When a nonvaporous activating agent is utilized in accordance with the preferred embodiment, the amounts used will vary according to the activating agent used. When sodium hydroxide is utilized as the sole activating agent, about 1% to about 4% sodium hydroxide per total weight of seed and preferably, about 2% sodium hydroxide per total weight of seed is used. When prilled urea is utilized as the sole activating agent, the amount used is from about 2% by weight to about 4% by weight of prilled urea per total weight of seed and preferably, about 3% by weight of prilled urea per total weight of seed. When sodium hydroxide and urea are used simultaneously, but no vaporous activating agent is used, then the amount will vary depending upon the ratio of the proportion of each. For example, when used in equal proportions, the mixture of activating agents will be from about 1/2% by weight to about 2% by weight sodium hydroxide and about 1/2% by weight to about 2% by weight of prilled urea per total weight of seed and preferably, about 1% by weight of sodium hydroxide and 1.5% by weight of prilled urea per total weight of seed.
When anhydrous ammonia is utilized as an activating agent, either solely or in conjunction with another nonvaporous activating agent, it is contacted with the mixture present in feeder conduit 24 by passing the anhydrous ammonia through delivery conduit 26. When used as the sole activating agent, anhydrous ammonia is passed into the ground material within feeder conduit 24 under sufficient pressure to intimately contact the proteinaceous material to be activated, for example, 20 psig to 40 psig in amounts from about 1% to about 6% by weight of anhydrous ammonia per total weight of seed and preferably, 2% by weight anhydrous ammonia per total weight of seed.
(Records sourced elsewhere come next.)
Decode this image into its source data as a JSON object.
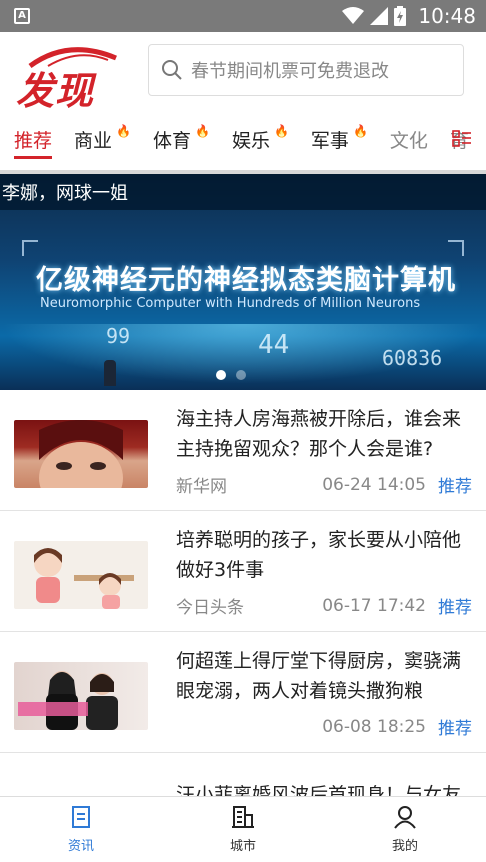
{
  "status_bar": {
    "notification_icon": "A",
    "time": "10:48"
  },
  "header": {
    "logo_text": "发现",
    "search_placeholder": "春节期间机票可免费退改"
  },
  "tabs": [
    {
      "label": "推荐",
      "active": true,
      "hot": false
    },
    {
      "label": "商业",
      "active": false,
      "hot": true
    },
    {
      "label": "体育",
      "active": false,
      "hot": true
    },
    {
      "label": "娱乐",
      "active": false,
      "hot": true
    },
    {
      "label": "军事",
      "active": false,
      "hot": true
    },
    {
      "label": "文化",
      "active": false,
      "hot": false
    },
    {
      "label": "育",
      "active": false,
      "hot": false
    }
  ],
  "banner": {
    "title": "李娜，网球一姐",
    "main_text": "亿级神经元的神经拟态类脑计算机",
    "sub_text": "Neuromorphic Computer with Hundreds of Million Neurons",
    "numbers": [
      "99",
      "44",
      "60836"
    ],
    "dots_count": 2,
    "active_dot": 0
  },
  "news": [
    {
      "title": "海主持人房海燕被开除后，谁会来主持挽留观众？那个人会是谁?",
      "source": "新华网",
      "time": "06-24 14:05",
      "tag": "推荐"
    },
    {
      "title": "培养聪明的孩子，家长要从小陪他做好3件事",
      "source": "今日头条",
      "time": "06-17 17:42",
      "tag": "推荐"
    },
    {
      "title": "何超莲上得厅堂下得厨房，窦骁满眼宠溺，两人对着镜头撒狗粮",
      "source": "",
      "time": "06-08 18:25",
      "tag": "推荐"
    }
  ],
  "partial_news_title": "汪小菲离婚风波后首现身！与女友",
  "bottom_nav": [
    {
      "label": "资讯",
      "icon": "news-icon",
      "active": true
    },
    {
      "label": "城市",
      "icon": "city-building-icon",
      "active": false
    },
    {
      "label": "我的",
      "icon": "person-icon",
      "active": false
    }
  ],
  "colors": {
    "brand": "#d3232a",
    "link": "#2f7ad6",
    "hot": "#f59a23"
  }
}
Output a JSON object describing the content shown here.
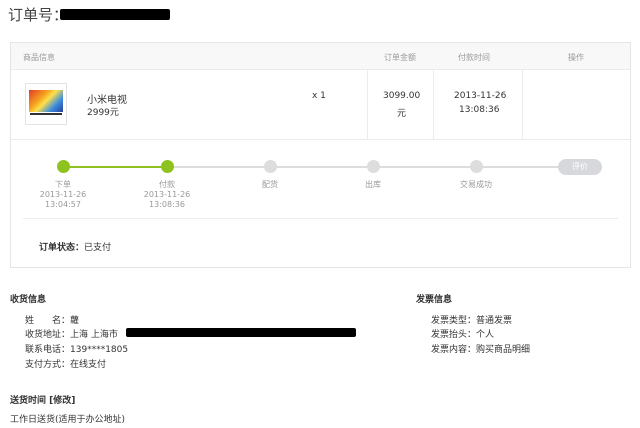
{
  "order": {
    "label": "订单号："
  },
  "table": {
    "headers": {
      "product": "商品信息",
      "amount": "订单金额",
      "pay_time": "付款时间",
      "actions": "操作"
    },
    "row": {
      "product_name": "小米电视",
      "product_price": "2999元",
      "quantity": "x 1",
      "amount_line1": "3099.00",
      "amount_line2": "元",
      "pay_date": "2013-11-26",
      "pay_clock": "13:08:36"
    }
  },
  "progress": {
    "steps": [
      {
        "label": "下单",
        "date": "2013-11-26",
        "time": "13:04:57",
        "done": true
      },
      {
        "label": "付款",
        "date": "2013-11-26",
        "time": "13:08:36",
        "done": true
      },
      {
        "label": "配货",
        "date": "",
        "time": "",
        "done": false
      },
      {
        "label": "出库",
        "date": "",
        "time": "",
        "done": false
      },
      {
        "label": "交易成功",
        "date": "",
        "time": "",
        "done": false
      }
    ],
    "evaluate_label": "评价",
    "colors": {
      "done": "#8dc21f",
      "pending": "#dddddd"
    }
  },
  "status": {
    "label": "订单状态：",
    "value": "已支付"
  },
  "shipping": {
    "title": "收货信息",
    "name_label": "姓　　名：",
    "name_value": "蘿",
    "address_label": "收货地址：",
    "address_value": "上海 上海市",
    "phone_label": "联系电话：",
    "phone_value": "139****1805",
    "payment_label": "支付方式：",
    "payment_value": "在线支付"
  },
  "invoice": {
    "title": "发票信息",
    "type_label": "发票类型：",
    "type_value": "普通发票",
    "header_label": "发票抬头：",
    "header_value": "个人",
    "content_label": "发票内容：",
    "content_value": "购买商品明细"
  },
  "delivery": {
    "title": "送货时间",
    "edit_label": "[修改]",
    "value": "工作日送货(适用于办公地址)"
  }
}
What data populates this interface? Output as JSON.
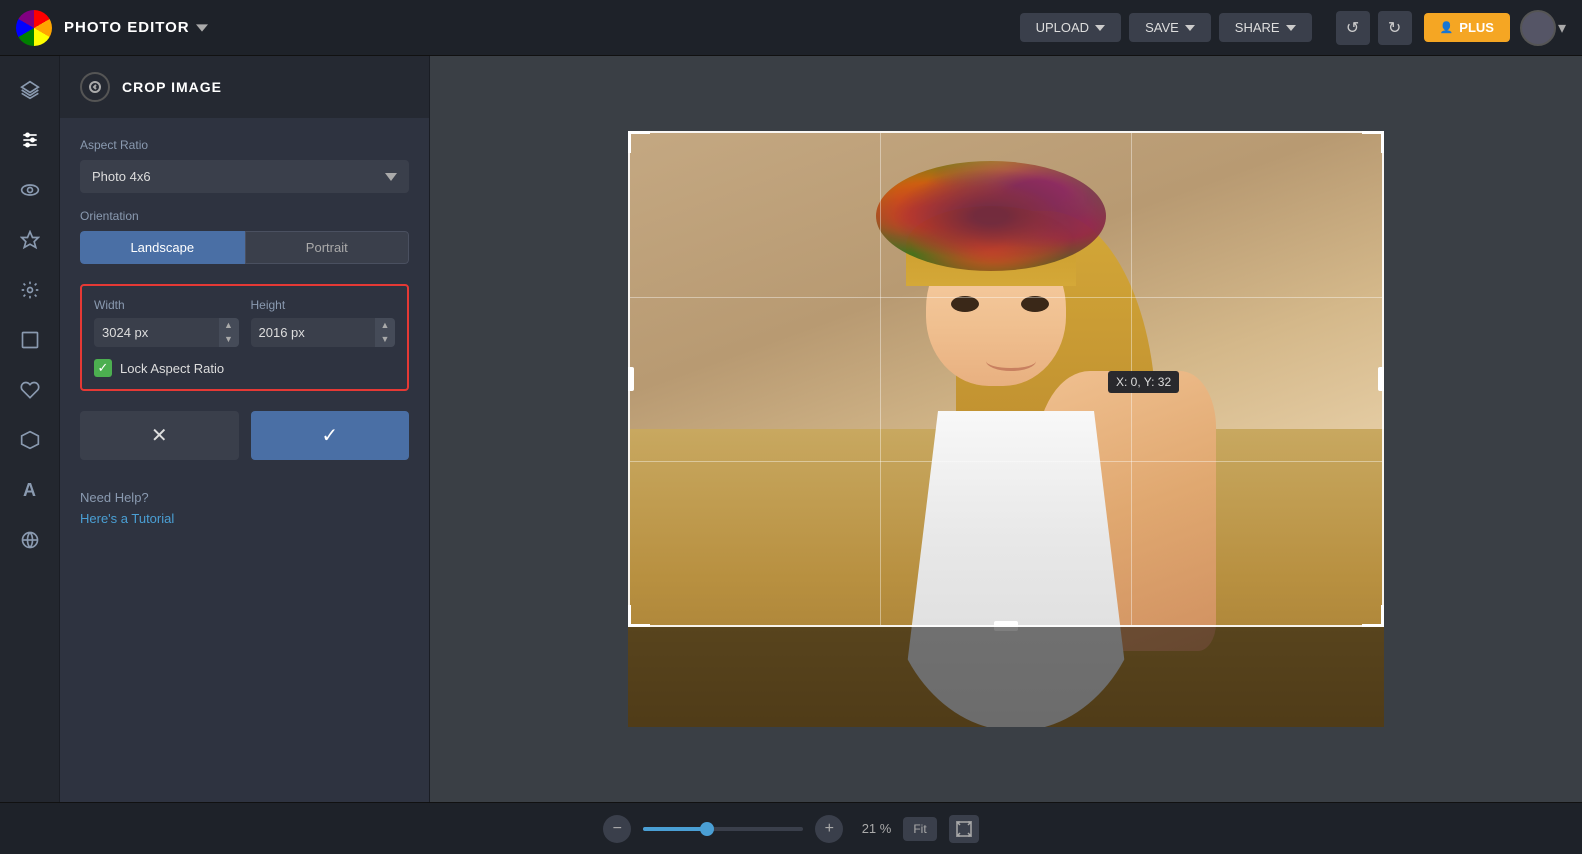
{
  "app": {
    "title": "PHOTO EDITOR",
    "logo_alt": "BeFunky logo"
  },
  "topbar": {
    "upload_label": "UPLOAD",
    "save_label": "SAVE",
    "share_label": "SHARE",
    "plus_label": "PLUS"
  },
  "panel": {
    "title": "CROP IMAGE",
    "aspect_ratio_label": "Aspect Ratio",
    "aspect_ratio_value": "Photo 4x6",
    "orientation_label": "Orientation",
    "landscape_label": "Landscape",
    "portrait_label": "Portrait",
    "width_label": "Width",
    "height_label": "Height",
    "width_value": "3024 px",
    "height_value": "2016 px",
    "lock_aspect_label": "Lock Aspect Ratio",
    "help_text": "Need Help?",
    "tutorial_link": "Here's a Tutorial"
  },
  "canvas": {
    "coordinate_tooltip": "X: 0, Y: 32"
  },
  "bottombar": {
    "zoom_percent": "21 %",
    "fit_label": "Fit"
  },
  "sidebar_icons": [
    {
      "name": "layers-icon",
      "symbol": "⊞"
    },
    {
      "name": "adjust-icon",
      "symbol": "⚙"
    },
    {
      "name": "effects-icon",
      "symbol": "◎"
    },
    {
      "name": "favorites-icon",
      "symbol": "★"
    },
    {
      "name": "tools-icon",
      "symbol": "✦"
    },
    {
      "name": "crop-icon",
      "symbol": "▭"
    },
    {
      "name": "heart-icon",
      "symbol": "♡"
    },
    {
      "name": "shape-icon",
      "symbol": "⬡"
    },
    {
      "name": "text-icon",
      "symbol": "A"
    },
    {
      "name": "texture-icon",
      "symbol": "⊗"
    }
  ]
}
In using any combination of a nonvaporous activating agent and anhydrous ammonia, the appropriate mole equivalents in proportion to weight of activating agent per total weight of seed as described above may be utilized.
The amount of aldehyde utilized in accordance with the preferred embodiment depends upon the amount of protein initially present in the whole oil seed. Most seeds contain from about 10% to about 40% by weight, protein. When paraformaldehyde is the sole aldehyde used, about 8% to about 12% by weight and preferably, about 10% by weight of paraformaldehyde per total weight of protein in the whole oil seed is generally sufficient to form the protective aldehyde complex.
When a gaseous aldehyde is utilized as the sole aldehyde, it is passed via conduit 28 into the material within feeder conduit 24. The vaporous aldehyde, for example, formaldehyde, is passed into the material under sufficient pressure to sufficiently contact the activated proteinaceous material, for example, 20 psig to 40 psig, and is used in amounts from about 1% to about 6% by weight and preferably, about 2% by weight of formaldehyde per total weight of protein in the whole oil seed. In using any combination of nonvaporous aldehyde and a vaporous aldehyde, the appropriate mole equivalents in proportion to the weight of aldehyde per total weight of protein in the whole oil seed as described above, may be utilized.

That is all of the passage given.